A ‘sophisticated’ conman duped family friends into shelling out £600,000 on a sports betting ‘Ponzi scheme’ – before lavishing their money on himself.
Richard Evans, 41, was jailed for a seven-year scam which saw him convince 14 people they would make huge returns on an elaborate ‘spread betting’ operation.
The victims left out of pocket when the venture went ‘catastrophically wrong’ included a teacher who lost an inheritance she had been left by her father at the age of 11.
Most of the investors were ‘lifelong friends’ of Evans’s parents and struggled to believe someone they had known for years could defraud them, Portsmouth Crown Court heard.
Evans, a father-of-two, has now been jailed for four-and-a-half years after pleading guilty to nine counts of fraud and two counts of money laundering.
Passing sentencing, Recorder Jaron Crooknorth said Evans should be ‘ashamed’ of his actions and the impact on the families he defrauded.
He said: ‘Although money was used to place bets it could not be called investing, there were no true profits, you made annual statements to induce more money.
‘I do not accept there was little or no planning, this was sophisticated.
‘This took place over a significant period, your actions were dishonest even if it did not start that way.’

Richard Evans, 41, was jailed for a seven-year scam which saw him convince 14 people they would make huge returns on an elaborate ‘spread betting’ operation

Most of the investors were ‘lifelong friends’ of Evans’s parents and struggled to believe someone they had known for years could defraud them
Evans told his victims they could make money through a ‘sophisticated’ scheme focused on spread betting, where gamblers bet on if the outcome of a match will be higher or a lower than a potential range of likely scores.
The court heard that the investors signed a contract which promised a 15 per cent return on their investment guaranteed by Evans’ wealthy business partner.
They were told their money would be invested through a company called Sports Trust, which did not exist.
But the plan – which began in 2014 – was ‘inevitably’ going to fail and he was left without the money to repay investors, prosecutors said.
He ‘frittered away’ the money, which went straight into his bank account, on bars and restaurants as well as using it to pay his mortgage.
In one family he targeted, both parents and their two adult children invested in the scheme and lost £225,050 between them.
One victim, Alison Wem, said she felt she had ‘failed as a mother’ by recommending the investment option to the rest of her family.
In total, 14 people invested £612,807 which has yet to be repaid, the court heard.
Evans was said to have made £106,000 in bets with an index company, a gambling firm specialising in spread betting, but was paid out just £52,987 – a loss of almost £53,000.
He did make a meagre profit of £300 through Paddy Power, far lower than the amount invested.

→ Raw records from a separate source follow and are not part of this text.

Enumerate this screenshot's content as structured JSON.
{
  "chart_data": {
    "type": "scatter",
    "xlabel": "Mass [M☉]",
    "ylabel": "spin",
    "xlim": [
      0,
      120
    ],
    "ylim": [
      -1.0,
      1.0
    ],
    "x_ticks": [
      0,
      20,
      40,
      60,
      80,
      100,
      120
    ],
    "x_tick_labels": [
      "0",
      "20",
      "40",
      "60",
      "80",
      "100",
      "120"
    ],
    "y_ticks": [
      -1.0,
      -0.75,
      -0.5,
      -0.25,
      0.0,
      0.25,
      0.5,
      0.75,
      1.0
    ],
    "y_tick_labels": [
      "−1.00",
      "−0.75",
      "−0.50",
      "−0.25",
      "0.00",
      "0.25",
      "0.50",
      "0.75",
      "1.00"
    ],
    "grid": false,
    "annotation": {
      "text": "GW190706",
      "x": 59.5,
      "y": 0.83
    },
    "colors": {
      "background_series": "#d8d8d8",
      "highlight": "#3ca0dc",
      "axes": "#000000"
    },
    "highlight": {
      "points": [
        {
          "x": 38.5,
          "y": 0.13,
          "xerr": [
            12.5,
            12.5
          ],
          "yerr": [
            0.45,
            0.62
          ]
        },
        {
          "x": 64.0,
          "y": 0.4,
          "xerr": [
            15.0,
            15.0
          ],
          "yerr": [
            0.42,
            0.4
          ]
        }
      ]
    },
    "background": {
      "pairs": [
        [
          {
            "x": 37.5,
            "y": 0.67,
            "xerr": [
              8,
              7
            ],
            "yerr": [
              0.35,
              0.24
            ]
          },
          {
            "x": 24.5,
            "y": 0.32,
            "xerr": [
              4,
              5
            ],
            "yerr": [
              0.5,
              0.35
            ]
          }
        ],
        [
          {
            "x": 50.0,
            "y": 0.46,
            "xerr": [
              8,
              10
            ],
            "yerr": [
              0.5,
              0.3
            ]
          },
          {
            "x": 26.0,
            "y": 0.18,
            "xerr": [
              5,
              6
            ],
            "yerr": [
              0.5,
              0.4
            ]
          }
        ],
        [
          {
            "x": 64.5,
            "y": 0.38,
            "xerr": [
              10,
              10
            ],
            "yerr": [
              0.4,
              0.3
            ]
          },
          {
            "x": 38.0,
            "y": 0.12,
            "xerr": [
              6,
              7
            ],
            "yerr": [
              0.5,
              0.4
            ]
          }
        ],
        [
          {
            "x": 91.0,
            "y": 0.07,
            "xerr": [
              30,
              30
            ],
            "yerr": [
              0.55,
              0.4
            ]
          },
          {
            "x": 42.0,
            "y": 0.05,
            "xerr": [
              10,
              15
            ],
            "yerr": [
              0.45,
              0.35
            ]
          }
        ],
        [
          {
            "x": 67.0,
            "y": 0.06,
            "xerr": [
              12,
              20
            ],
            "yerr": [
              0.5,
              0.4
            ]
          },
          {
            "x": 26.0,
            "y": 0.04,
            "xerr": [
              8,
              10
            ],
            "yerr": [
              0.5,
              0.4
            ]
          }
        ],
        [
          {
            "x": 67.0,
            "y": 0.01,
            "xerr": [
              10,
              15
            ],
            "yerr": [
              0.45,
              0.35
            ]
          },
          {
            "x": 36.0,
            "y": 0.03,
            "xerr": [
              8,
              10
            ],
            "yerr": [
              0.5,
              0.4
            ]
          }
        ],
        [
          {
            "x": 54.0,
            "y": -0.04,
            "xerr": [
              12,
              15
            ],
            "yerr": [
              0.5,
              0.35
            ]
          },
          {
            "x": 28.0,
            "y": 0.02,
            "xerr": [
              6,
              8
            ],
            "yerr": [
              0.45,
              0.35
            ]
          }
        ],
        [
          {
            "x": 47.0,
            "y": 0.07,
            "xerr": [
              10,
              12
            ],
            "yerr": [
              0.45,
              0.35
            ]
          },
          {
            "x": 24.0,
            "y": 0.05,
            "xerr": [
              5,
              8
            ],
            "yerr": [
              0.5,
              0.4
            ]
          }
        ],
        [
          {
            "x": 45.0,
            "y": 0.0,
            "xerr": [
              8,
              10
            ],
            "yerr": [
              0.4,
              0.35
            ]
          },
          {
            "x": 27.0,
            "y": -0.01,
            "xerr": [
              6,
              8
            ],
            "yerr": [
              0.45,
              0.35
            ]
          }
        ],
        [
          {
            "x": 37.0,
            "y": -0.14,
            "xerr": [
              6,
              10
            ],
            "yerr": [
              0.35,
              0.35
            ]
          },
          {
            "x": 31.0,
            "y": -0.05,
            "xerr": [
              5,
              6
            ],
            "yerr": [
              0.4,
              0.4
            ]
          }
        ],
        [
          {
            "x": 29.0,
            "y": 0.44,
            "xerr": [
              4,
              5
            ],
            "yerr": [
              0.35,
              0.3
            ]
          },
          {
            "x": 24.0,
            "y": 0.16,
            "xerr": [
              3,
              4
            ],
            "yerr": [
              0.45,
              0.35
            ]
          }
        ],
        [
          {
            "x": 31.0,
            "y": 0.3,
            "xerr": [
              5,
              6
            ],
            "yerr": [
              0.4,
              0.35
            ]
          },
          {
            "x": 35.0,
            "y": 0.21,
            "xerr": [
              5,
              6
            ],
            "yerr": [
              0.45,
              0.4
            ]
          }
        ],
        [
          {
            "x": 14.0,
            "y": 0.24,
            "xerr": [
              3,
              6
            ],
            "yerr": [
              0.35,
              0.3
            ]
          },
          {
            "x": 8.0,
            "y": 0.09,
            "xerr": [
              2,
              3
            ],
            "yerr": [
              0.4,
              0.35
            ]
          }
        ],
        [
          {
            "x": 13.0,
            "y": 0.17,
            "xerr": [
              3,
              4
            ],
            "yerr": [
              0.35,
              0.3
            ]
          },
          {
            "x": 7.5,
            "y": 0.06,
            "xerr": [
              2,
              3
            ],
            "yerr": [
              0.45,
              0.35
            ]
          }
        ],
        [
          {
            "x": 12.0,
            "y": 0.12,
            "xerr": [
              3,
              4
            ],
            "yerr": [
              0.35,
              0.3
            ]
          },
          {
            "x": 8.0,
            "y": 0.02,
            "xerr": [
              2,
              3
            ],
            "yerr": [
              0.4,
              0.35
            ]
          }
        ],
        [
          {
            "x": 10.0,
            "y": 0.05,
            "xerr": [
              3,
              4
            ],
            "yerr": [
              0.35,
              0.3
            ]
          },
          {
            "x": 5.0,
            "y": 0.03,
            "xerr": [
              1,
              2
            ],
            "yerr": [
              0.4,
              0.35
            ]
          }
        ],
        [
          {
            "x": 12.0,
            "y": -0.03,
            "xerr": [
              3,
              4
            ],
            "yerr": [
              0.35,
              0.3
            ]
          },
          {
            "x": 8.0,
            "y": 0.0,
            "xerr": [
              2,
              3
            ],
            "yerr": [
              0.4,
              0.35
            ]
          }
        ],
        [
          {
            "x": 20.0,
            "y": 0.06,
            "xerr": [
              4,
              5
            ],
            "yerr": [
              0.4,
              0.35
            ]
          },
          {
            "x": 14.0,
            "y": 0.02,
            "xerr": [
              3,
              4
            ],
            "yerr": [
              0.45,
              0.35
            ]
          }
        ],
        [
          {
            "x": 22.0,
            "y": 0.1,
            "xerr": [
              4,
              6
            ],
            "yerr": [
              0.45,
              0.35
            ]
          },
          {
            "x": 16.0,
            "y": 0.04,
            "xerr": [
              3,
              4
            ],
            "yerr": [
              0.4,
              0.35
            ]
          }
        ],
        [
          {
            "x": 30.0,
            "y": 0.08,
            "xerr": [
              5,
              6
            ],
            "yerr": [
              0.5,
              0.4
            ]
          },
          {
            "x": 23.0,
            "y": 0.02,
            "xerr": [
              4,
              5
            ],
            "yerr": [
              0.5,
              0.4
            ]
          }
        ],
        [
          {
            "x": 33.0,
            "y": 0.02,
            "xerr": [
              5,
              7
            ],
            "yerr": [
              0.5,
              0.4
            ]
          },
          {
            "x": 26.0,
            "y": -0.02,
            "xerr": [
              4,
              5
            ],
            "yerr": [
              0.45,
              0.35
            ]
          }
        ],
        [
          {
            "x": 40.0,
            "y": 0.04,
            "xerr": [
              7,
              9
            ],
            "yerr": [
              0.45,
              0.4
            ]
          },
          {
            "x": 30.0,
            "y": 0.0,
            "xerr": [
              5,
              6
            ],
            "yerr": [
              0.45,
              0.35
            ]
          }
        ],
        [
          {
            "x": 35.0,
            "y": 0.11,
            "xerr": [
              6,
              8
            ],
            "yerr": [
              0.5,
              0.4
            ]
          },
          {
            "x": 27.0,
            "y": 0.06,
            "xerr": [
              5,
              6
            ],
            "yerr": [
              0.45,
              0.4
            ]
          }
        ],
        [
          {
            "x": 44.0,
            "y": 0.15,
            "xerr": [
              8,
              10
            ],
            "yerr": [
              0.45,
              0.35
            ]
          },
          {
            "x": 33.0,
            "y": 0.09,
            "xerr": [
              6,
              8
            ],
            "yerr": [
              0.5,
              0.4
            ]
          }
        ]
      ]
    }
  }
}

Richard Evans, pictured outside court with his wife Alexandra, was told he should be ashamed of his actions by a judge

Evans was eventually reported to police in 2021 – seven years after his fraudulent scheme began – when his victims finally became suspicious
Evans managed to keep the scheme afloat by making false annual statements to encourage people to keep their money invested and, when that failed, stalling or making excuses about repayments.
Eventually, his victims grew suspicious and reported Evans to the police in late 2021.
The court was told that the fraud has ‘fractured’ families, with some standing by Evans. One victim of the scheme even provided a character reference for the father of two.
Prosecutor Tim Moores said: ‘The fallout that has occurred, even between friends and family, between those who realised they were duped and those who still now refuse to believe Evans defrauded them was relevant to the fact that most people knew him, most of the investors were close family friends of his parents and their adult children.’
He added: ‘It is not a case where there are expenditures on large capital items, it is just a regular pattern of the defendant using the sums as his own, a lot of it has been frittered away on restaurants and bars.’
James Williams, defending, claimed in mitigation that Evans’ scheme had been a ‘genuine’ attempt to enrich himself and his investors.
He said: ‘They went into this with their eyes wide open…this was an attempt by Evans to make money, largely for himself and for the investors, that went catastrophically wrong.’